Ha ragione? Ha torto? Non è questo il punto. Il punto è che i governanti e i politici devono tenere conto del popolo. Sia perché esso è il nuovo sovrano, come stabilisce anche la Costituzione, sia perché il popolo vota: e se si insiste in una politica nobile e alta che non tiene conto dei sentimenti della gente, il risultato è che qualche demagogo si appropria dei peggiori argomenti per farsene una piattaforma programmatica ed elettorale. In Italia il successo della Lega di Matteo Salvini non ha altra spiegazione.

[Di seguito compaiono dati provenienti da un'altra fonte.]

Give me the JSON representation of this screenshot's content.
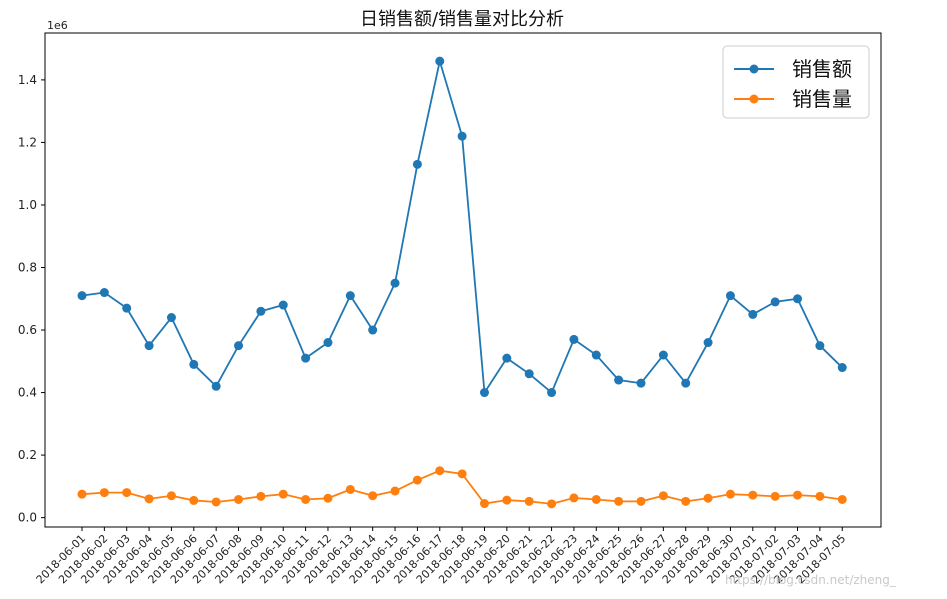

La Francia, dopo molti decenni di porte aperte al Maghreb, ha chiuso la frontiera di Mentone; l’Ungheria progetta un muro alla frontiera con la Serbia; la Gran Bretagna è disposta a salvare qualche emigrante ma non ad accoglierlo in Inghilterra. Tutti gli altri fatti di questo genere dimostrano che l’Occidente – innanzi tutto al livello popolare e poi al livello politico – sta prendendo coscienza di un pericolo. Dunque è inutile, come fanno alcuni, parlare dell’ineluttabilità dello spostamento delle grandi masse umane, delle migrazioni che da sempre fanno parte della storia, e soprattutto del dovere dell’Occidente di porre rimedio ai mali dei Paesi più sfortunati. La base su cui si regge tutto l’edificio, il popolo, ha il sentimento d’avere già dato, e chiede maggiore protezione. Ché se poi ci sono risorse per i più deboli, che si cominci dai deboli nostrani.
Non bisogna lasciare spazio a chi predica di affondare i barconi con tutti gli emigranti, ma è necessaria una politica di asilo politico serio, per gli aventi diritto, e di respingimento di tutti gli altri.